A great conflict is tearing this country apart, bitterly pitting generations against each other. It’s not immigration or “Medicare for all.” It’s the fight over how much time kids can spend staring at screens.
Call it the Great Screen Time War of 2019.
And I thought I was winning the war on behalf of my three sons—until California intervened in favor of the screens.
To be a parent in 21st century America is to be whiplashed by contradictory advice. Give your children space to explore, but don’t let them out of your sight for a second—or some bystander will call the police. Teach them to mind their manners, but also train them to be “disruptors” who will shake up the world for the better. Make sure your children follow current events and participate in civic life, but shelter them from the media-dominating bigotry and vulgarity of President Trump.
But of all the double-edged directives aimed at parents, the one that most rankles me involves the internet and screens. To wit, I must keep my children away from screens to protect their health and their future; the World Health Organization just issued a highly publicized report covering screen time’s dangers, and the state of California recommends no more than 60 minutes of screen time after school. Yet, I am supposed to keep them online and in front of screens, where—also at the behest of the state—more and more of their academic work must be performed.
My wife and I have tried to square that circle with the Three Stooges, our three young sons, now ages 10, 8, and 5. During the preschool years, we all but banned TV and video watching. And we successfully discouraged the internet.
But then our oldest son hit third grade, when schoolwork and homework shift online. That’s also when the amount of work ramps up. There is one big reason for both the shifts: Third grade is when the state starts its standardized testing in public schools.
Since 2015 that testing, the California Assessment of Student Performance and Progress, or CAASPP, has been conducted online. If your kids are in the third through eighth grades, or in the 11th grade, they are sitting in front of screens and taking CAASPP tests this month.
To prepare for these tests, schools and teachers—quite naturally—put more homework and classwork online.
And that is how this parent lost the screen time battle.
In the early grades, we resisted getting a computer for our oldest, letting him use one of ours when necessary. But by the third grade, with the homework online, he needed his own, and so we bought a cheap Chromebook. It’s all been downhill from there.

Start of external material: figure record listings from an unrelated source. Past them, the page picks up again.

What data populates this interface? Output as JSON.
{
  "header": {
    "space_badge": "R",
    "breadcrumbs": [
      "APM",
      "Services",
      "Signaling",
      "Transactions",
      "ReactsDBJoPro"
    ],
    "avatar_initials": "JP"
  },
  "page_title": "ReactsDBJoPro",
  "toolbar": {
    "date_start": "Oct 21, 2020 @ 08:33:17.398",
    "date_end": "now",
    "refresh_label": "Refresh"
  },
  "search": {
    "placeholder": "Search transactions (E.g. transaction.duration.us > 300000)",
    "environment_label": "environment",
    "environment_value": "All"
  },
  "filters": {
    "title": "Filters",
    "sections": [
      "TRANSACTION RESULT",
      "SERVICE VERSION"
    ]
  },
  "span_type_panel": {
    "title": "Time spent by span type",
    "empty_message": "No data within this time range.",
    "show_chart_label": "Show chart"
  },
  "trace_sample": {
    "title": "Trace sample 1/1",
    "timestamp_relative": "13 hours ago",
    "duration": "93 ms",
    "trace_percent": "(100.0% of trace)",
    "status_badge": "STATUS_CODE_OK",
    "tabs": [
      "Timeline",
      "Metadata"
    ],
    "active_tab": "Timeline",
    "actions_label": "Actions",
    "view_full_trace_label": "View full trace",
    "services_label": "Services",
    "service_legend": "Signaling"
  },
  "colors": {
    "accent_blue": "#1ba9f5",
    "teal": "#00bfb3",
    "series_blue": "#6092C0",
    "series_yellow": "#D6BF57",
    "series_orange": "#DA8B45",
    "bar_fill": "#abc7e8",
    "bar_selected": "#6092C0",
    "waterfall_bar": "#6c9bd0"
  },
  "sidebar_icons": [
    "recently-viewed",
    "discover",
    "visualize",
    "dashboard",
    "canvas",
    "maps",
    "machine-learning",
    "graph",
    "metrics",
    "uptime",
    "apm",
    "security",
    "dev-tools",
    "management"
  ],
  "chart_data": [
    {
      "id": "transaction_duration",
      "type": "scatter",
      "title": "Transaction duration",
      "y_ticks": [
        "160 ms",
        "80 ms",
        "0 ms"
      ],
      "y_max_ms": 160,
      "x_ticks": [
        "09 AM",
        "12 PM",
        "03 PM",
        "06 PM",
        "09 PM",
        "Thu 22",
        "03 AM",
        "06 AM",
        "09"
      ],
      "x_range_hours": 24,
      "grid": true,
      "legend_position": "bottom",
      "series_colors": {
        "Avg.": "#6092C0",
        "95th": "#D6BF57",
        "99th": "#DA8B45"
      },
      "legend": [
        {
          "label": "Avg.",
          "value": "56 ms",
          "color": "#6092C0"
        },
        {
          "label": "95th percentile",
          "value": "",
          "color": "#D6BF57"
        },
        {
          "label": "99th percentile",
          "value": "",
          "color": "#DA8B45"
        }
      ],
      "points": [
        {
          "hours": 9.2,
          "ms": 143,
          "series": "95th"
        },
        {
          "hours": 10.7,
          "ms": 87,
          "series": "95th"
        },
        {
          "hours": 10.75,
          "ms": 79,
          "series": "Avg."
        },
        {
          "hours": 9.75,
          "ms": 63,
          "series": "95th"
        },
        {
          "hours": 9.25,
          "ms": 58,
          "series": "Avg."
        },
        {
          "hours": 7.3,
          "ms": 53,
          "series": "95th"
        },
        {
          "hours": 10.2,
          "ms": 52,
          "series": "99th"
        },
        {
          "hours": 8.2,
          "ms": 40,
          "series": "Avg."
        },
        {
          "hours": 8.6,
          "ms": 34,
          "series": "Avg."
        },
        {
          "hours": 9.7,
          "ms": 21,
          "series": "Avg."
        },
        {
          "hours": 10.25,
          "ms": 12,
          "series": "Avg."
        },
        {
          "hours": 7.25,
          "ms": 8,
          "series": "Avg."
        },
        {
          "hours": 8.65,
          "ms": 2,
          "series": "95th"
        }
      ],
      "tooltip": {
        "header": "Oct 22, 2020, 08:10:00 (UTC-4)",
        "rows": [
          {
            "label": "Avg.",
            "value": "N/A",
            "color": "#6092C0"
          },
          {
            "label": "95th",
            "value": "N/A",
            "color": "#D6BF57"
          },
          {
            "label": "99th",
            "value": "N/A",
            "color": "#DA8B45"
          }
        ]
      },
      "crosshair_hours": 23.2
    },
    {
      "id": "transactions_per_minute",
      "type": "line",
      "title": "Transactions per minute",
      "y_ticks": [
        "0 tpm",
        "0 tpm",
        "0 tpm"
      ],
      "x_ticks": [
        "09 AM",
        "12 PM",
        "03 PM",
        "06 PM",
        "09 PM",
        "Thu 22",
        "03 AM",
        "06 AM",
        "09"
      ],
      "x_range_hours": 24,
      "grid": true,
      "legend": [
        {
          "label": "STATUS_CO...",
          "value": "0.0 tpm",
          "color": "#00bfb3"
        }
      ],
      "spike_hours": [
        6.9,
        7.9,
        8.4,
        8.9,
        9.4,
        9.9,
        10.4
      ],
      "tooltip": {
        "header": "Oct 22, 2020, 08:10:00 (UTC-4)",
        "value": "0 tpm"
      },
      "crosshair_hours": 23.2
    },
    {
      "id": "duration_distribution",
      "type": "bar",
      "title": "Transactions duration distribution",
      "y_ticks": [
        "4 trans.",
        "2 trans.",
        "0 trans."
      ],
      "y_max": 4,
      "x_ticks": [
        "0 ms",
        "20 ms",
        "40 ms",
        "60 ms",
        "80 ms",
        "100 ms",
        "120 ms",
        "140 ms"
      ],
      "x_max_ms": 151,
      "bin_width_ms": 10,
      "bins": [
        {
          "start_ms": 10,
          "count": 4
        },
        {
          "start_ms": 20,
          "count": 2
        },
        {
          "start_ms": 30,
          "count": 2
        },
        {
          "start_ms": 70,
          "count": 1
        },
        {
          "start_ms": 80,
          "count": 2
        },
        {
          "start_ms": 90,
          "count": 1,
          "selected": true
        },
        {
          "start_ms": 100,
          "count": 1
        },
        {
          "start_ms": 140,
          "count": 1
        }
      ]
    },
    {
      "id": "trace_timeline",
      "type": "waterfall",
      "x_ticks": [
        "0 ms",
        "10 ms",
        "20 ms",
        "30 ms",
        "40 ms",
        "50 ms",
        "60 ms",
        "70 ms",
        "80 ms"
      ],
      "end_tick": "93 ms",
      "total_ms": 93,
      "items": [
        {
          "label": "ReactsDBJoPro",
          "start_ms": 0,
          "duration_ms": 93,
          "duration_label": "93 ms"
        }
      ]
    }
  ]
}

Before the Chromebook, we had a simple, enforceable message—stay away from screens. Now, we were contradicting ourselves—“get on the computer and do your homework!” followed by, “get off the computer—too much screen time.”
On many nights, to do their homework, our two older boys are online for more than those state-recommended 60 minutes. Sometimes it’s more than that, because they are sneaky, and they drift away from homework to online games, as I had feared. What I didn’t anticipate was that they would be introduced to those games via the school.
The website of our San Gabriel Valley school district links to more than 100 different sites, services, and apps to enrich their elementary education. To be fair, these enrichment extras have been vital to my two younger sons, who rely on online tools in their Mandarin immersion program to learn the tones and stroke order of Chinese characters. Even parents benefit personally from these online offerings. I used a foreign language enrichment program provided for my kids to learn some Italian before running a conference in Rome last year.
But many of these educational offerings come from tech start-ups that have fused homework with video games. My second-grader now does spelling homework and learns typing via online games. In addition, my two older boys—and many of their friends—obsessively play a diabolical game called Prodigy, available via the district site, which mixes math problems with online fighting and the collection of different online rewards.
Unfortunately, we’re seeing warning signs of excessive screen use: The kids don’t want to go outside as much and play, bedtime has slipped later, and they don’t see friends as much as they used to. (They prefer to talk to those friends online). It is so hard to get them to stop that a majority of child-parent conflict in our household now involves Prodigy. The game was made by a Canadian company, so I’ve resorted to hoping it gets targeted for punitive tariffs.
When I complain about this to teachers, parents, and even state officials, most throw the problem back in my face. I’m told it’s my job as a parent to police screen time—just like our parents policed our TV time. But there’s a crucial difference: I wasn’t required to do my homework on TV.
I try my best. But most suggested screen time strategies involve just putting more pressure on parents to lock up computers and tablets, and to monitor their kids’ screens at all times. I’m sorry, but it’s hard enough to just enforce time limits. And I worry about my own screen time. After long work days in front of a screen, is it good for me to spend evenings and weekends staring at their screens?
This now ubiquitous problem is thick with ironies. I make sure the boys play sports, but screens are invading that world too. I’m a Little League coach, and this season I was required to keep score on an app called GameChanger. So even when I’m on the baseball diamond, I’m looking at a screen.
One expert recommended that I develop a “family media plan,” but the American Academy of Pediatrics’ tool to do that is, naturally, online.
Of course, there is no going back. Too much has been invested in educational technology, and this environmentally minded state, which is now considering a ban on paper receipts, could ban paper homework before too long.
But if screen time proves to have all the long-term effects on kids’ brains that some media researchers fear, then the difficult job of policing should not be left just to parents. Strong action from the state will be required, including changes in how the schools distribute homework, provide online enrichment, and conduct testing.